If you live here, you hardly need reminding, but if you don’t, you need to know that Belfast City Council voted to limit the number of days the Union Jack would be flown outside the City Hall. Cultural identity, you see. Quite a few of the citizens of Belfast are not fond of the Union Jack; they’d much prefer the Irish Tricolour.
Flags can be a big deal in this part of the world. Especially in the summer – marching season and all that. They are a way of marking out the cultural heritage of your patch.
I’ll leave the political commentary and the opinion pieces to others, but suffice to say that the decision of the Belfast City Council members did not go down well with another section of Belfast’s citizens.
Which led to the situation where on one side of the City Hall, Belfast’s Continental Christmas market was going on, with its Swiss mulled wine and its French tartiflette; while on the other side of the building, a protest was taking place, with people actually trying to break into the building. You’re not likely to see that at any of the European Christmas markets!
Anyway, as I say, I’ll leave the politics to others.
What happened is an indicator of the deep divisions that remain in Northern Ireland, rooted in a divided past. They talk about a shared future, but it’s hard to have that when people have such a bitterly divided past.
Which takes me to Jesus.
Evangelical Christianity has been very good at highlighting the need for individuals to place their personal trust in Jesus and in what he has done through his cross.
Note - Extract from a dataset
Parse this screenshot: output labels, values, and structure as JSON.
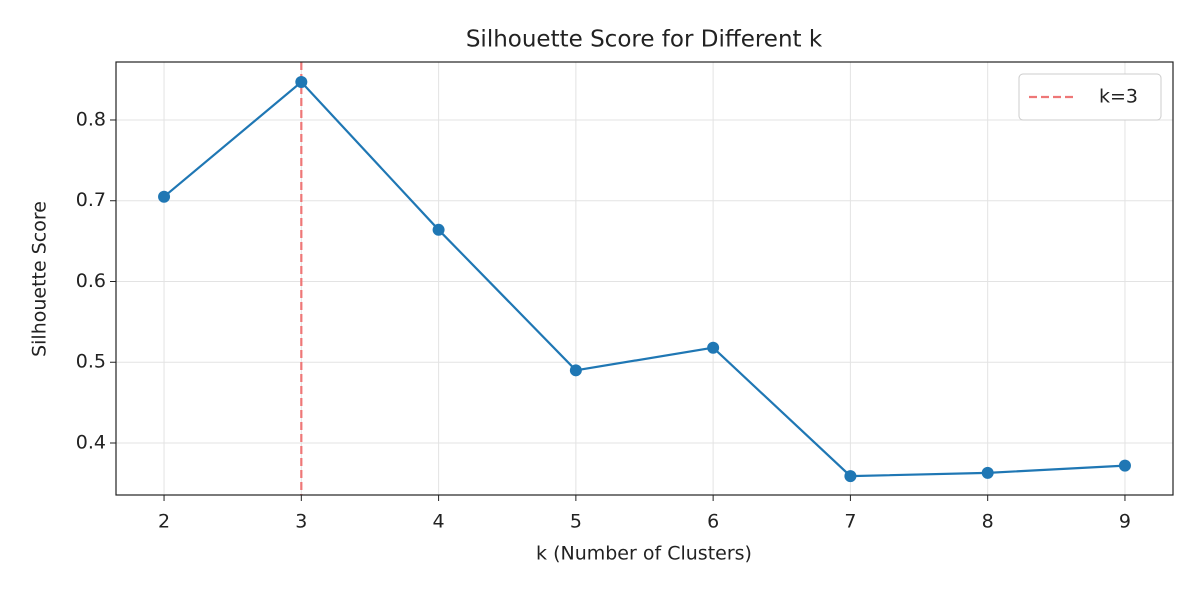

And rightly so. There is a very personal dimension to the gospel.
But there are also some very profound corporate implications. Like those that Paul wrote about in Ephesians 2. He talked about a dividing wall. Jews were on one side and Gentiles on the other. The Jews, with their law, had the inside track and the Gentiles were off at a distance. Two groups of people, separated by a dividing wall of hostility. A divided past.
But by doing away with the ceremonies and regulations of the Jewish law as a way of approaching God, Jesus broke down the wall of division. People would henceforth come to God through Jesus regardless of their racial or religious heritage. Jews would come to God through Jesus and Gentiles would come to God through Jesus. One Jesus, one way, one people.
‘One new man,’ said Paul. ‘Fellow citizens.’ The healing of a divided past.
It is Jesus who offers a genuinely shared future, indeed, of a shared present. It is Jesus who can bring together not only Jews and Gentiles, but also Orange and Green, black and white, Caucasian and African.